I sat in the hallway with my head in my hands as they entered the kitchen of our Brooklyn home and glimpsed the remains of my wife and child. I watched as one conducted a brief search of the upstairs rooms while the other checked the living room, the dining room, all the time the kitchen calling them back, demanding that they bear witness.

 

I listened as they radioed for the Major Crime Scene Unit, informing them of a probable double homicide. I could hear the shock in their voices, yet they tried to communicate what they had seen as dispassionately as they could, like good cops should. Maybe, even then, they suspected me. They were policemen and they, more than anyone else, knew what people were capable of doing, even one of their own.

 

And so they remained silent, one by the car and the other in the hallway beside me, until the detectives pulled up outside, the ambulance following, and they entered our home, the neighbors already gathering on their stoops, at their gates, some moving closer to find out what had happened, what could have been visited on the young couple beyond, the couple with the little blond girl.

 

“Bird?” I ran my hands over my eyes as I recognized the voice.

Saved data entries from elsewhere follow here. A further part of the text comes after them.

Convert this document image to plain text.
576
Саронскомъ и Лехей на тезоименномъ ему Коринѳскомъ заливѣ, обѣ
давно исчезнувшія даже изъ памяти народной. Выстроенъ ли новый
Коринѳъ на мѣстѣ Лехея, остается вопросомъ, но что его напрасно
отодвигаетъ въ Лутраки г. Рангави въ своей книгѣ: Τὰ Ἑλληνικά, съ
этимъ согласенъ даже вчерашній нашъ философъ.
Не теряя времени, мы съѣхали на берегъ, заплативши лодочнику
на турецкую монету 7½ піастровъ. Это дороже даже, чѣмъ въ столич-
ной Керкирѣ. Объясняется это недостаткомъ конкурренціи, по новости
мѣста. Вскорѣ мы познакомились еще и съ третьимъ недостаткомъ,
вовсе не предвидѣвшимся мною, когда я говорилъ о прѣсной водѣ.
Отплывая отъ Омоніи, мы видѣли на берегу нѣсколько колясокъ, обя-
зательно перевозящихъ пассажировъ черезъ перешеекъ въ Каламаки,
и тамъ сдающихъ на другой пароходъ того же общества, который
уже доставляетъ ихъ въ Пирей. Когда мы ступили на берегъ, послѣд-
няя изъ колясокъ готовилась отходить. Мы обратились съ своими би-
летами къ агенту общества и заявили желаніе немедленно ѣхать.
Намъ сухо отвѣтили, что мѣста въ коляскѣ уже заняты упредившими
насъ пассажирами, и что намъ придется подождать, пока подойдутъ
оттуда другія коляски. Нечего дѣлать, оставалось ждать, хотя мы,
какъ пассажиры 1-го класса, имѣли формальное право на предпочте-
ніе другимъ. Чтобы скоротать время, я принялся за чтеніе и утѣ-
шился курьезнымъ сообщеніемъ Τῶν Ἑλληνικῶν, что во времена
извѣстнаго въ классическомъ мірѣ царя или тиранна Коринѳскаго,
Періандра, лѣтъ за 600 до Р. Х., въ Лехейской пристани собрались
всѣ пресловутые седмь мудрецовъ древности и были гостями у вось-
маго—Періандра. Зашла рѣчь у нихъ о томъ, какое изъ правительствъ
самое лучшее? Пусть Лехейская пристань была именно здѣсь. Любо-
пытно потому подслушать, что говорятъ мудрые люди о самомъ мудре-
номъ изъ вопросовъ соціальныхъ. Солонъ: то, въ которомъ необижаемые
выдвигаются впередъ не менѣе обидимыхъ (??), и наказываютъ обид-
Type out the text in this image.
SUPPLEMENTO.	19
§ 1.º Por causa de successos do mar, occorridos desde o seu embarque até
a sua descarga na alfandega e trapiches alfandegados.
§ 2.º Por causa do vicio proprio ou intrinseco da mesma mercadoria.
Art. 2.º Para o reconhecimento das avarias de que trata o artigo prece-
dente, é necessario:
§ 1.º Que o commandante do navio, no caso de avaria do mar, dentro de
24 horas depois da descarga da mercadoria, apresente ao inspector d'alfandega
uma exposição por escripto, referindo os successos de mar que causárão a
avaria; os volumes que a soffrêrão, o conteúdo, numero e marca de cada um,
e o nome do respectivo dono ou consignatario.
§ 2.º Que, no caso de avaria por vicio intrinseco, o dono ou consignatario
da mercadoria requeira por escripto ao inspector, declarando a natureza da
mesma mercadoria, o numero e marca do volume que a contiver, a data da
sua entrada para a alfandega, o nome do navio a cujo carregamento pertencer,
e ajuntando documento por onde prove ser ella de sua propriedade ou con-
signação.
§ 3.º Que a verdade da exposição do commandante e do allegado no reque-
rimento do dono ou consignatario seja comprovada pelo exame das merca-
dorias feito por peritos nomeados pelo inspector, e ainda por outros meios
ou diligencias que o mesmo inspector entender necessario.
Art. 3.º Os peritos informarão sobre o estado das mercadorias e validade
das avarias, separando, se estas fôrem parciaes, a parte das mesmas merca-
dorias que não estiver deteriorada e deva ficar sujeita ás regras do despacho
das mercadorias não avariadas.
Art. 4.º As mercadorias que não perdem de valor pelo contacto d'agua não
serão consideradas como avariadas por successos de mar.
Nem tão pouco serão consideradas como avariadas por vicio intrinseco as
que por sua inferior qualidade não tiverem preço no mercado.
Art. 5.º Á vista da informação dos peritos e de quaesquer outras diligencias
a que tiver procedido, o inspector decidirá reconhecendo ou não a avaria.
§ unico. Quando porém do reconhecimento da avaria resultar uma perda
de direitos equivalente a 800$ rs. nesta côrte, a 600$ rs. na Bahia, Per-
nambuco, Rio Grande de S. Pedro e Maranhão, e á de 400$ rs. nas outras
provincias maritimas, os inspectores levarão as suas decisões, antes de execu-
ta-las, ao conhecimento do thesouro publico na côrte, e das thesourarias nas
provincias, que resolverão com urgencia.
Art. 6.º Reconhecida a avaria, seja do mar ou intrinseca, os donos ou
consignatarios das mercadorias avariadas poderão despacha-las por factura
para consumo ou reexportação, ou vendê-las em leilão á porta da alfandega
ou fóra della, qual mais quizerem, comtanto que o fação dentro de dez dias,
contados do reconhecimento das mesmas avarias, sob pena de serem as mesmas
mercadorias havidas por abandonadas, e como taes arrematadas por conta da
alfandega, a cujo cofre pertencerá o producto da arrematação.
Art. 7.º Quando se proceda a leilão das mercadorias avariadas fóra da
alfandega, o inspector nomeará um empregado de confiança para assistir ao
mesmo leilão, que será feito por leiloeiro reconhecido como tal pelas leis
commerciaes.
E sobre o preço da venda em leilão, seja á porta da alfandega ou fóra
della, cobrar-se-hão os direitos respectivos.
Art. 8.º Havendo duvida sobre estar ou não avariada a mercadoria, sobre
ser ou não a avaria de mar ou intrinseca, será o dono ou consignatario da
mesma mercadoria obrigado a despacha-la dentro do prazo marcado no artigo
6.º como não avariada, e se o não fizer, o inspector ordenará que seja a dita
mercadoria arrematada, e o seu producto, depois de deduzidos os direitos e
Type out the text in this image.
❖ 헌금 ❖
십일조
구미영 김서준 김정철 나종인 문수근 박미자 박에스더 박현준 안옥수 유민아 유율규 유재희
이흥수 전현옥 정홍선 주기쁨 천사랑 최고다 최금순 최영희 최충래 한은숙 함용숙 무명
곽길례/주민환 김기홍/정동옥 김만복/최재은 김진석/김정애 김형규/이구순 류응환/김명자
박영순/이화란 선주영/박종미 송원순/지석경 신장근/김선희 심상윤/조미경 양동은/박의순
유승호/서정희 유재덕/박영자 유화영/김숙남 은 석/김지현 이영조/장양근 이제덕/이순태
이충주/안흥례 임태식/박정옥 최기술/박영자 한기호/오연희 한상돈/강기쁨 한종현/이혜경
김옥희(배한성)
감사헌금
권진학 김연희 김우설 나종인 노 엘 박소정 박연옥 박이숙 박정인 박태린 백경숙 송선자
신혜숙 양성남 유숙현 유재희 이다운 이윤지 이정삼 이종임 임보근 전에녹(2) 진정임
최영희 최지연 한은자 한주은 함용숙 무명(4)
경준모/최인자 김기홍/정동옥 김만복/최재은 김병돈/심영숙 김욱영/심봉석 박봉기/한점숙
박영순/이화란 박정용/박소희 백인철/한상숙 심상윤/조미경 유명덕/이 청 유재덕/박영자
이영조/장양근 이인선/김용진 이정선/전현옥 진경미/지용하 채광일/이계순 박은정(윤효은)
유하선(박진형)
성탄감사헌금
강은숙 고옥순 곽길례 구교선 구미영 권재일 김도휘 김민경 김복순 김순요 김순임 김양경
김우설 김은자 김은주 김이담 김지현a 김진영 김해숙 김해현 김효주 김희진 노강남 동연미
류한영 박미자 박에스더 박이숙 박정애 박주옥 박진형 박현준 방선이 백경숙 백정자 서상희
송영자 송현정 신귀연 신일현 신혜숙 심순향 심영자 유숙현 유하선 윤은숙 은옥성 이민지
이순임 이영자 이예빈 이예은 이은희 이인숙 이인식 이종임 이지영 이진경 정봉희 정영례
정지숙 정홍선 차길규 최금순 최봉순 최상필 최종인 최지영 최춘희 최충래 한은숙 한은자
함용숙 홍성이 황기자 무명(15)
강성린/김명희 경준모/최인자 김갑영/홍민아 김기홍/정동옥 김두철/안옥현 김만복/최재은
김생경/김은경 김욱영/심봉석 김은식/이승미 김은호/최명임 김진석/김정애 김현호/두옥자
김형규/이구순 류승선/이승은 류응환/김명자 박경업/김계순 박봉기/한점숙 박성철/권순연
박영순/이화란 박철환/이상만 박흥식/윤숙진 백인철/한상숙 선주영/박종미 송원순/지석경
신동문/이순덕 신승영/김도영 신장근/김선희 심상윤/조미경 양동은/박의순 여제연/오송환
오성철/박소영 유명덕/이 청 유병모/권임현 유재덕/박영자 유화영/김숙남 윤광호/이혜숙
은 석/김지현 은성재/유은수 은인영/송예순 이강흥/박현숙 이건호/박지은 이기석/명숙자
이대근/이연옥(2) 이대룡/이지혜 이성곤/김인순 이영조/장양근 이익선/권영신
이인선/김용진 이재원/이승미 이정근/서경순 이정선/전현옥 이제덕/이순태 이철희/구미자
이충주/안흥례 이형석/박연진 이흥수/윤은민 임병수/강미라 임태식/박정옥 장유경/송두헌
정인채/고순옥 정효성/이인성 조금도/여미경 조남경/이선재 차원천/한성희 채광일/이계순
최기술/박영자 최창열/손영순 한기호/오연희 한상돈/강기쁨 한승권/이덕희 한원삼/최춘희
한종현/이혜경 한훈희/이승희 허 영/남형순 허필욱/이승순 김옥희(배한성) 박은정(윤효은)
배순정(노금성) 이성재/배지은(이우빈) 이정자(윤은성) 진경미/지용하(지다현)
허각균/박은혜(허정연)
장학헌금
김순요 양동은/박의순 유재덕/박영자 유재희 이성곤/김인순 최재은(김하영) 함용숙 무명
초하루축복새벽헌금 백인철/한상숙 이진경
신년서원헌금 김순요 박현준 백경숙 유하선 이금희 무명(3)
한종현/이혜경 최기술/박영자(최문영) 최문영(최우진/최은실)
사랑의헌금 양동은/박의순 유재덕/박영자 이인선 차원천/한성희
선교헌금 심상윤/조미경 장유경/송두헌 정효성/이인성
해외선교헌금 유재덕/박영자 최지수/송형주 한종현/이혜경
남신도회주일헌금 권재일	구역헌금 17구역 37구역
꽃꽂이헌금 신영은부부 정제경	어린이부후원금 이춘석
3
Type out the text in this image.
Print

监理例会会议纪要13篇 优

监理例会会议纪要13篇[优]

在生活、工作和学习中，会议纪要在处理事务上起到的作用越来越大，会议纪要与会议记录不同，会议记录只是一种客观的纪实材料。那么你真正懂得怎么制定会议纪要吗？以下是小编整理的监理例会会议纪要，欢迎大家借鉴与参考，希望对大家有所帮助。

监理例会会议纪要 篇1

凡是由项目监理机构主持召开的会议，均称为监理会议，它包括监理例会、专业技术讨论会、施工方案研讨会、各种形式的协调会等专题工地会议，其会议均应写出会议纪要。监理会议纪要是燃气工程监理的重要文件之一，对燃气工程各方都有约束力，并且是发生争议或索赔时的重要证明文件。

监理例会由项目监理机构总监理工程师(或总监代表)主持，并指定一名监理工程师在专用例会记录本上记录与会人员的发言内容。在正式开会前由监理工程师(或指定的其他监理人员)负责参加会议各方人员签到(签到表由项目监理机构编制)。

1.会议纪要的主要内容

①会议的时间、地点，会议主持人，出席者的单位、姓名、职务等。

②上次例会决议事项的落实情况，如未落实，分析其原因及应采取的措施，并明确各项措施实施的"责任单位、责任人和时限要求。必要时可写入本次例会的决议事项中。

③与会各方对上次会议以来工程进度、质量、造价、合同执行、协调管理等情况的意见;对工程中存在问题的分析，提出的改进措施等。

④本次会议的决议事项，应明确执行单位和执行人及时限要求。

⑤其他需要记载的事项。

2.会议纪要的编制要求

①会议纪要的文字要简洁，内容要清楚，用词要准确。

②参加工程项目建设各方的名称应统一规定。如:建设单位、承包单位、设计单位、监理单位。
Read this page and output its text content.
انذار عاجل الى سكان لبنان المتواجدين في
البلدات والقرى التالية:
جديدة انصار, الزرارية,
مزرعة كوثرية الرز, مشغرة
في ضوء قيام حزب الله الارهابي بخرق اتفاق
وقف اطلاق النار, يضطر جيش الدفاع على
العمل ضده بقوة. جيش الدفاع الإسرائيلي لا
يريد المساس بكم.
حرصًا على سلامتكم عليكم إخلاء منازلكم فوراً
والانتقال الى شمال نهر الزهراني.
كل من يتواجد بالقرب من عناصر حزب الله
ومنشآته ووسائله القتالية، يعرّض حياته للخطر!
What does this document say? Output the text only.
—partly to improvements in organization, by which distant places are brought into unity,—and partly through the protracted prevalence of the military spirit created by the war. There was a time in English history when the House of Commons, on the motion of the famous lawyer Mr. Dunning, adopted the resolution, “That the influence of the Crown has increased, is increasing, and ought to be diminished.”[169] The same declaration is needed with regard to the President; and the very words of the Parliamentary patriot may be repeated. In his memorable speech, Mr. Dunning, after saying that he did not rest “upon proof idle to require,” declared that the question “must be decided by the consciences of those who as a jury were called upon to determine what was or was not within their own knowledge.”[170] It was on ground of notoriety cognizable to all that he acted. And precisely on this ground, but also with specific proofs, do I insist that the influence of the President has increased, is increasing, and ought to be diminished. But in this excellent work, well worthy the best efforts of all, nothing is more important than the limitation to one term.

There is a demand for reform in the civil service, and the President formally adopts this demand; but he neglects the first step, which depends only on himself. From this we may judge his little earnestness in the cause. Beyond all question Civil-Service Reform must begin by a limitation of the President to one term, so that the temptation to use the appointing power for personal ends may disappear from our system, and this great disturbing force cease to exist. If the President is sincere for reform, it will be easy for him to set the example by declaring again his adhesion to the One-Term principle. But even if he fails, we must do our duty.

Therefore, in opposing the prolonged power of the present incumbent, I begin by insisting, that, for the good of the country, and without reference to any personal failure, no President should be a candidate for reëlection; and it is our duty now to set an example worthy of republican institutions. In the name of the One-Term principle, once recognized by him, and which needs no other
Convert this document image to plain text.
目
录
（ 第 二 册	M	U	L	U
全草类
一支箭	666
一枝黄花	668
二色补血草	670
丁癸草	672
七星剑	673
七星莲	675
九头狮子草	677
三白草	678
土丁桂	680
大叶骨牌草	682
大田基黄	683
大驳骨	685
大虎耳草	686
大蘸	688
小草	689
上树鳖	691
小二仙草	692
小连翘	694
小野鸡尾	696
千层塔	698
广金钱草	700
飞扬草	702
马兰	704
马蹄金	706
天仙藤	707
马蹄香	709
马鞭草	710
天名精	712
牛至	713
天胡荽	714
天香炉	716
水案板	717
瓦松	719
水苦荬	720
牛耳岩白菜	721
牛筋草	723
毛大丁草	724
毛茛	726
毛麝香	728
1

A sob shuddered through my system. Walter Cole stood over me, McGee farther back, his face bathed by the flashes of the patrol car lights but still pale, shaken by what he had seen. Outside there was the sound of more cars pulling up. An EMT arrived at the door, distracting Cole’s attention from me. “The medical technician’s here,” said one of the patrolmen as the thin, whey–faced young man stood by. Cole nodded and gestured toward the kitchen.

 

“Birdman,” Cole repeated, this time with greater urgency and a harder tone to his voice. “Do you want to tell me what happened here?”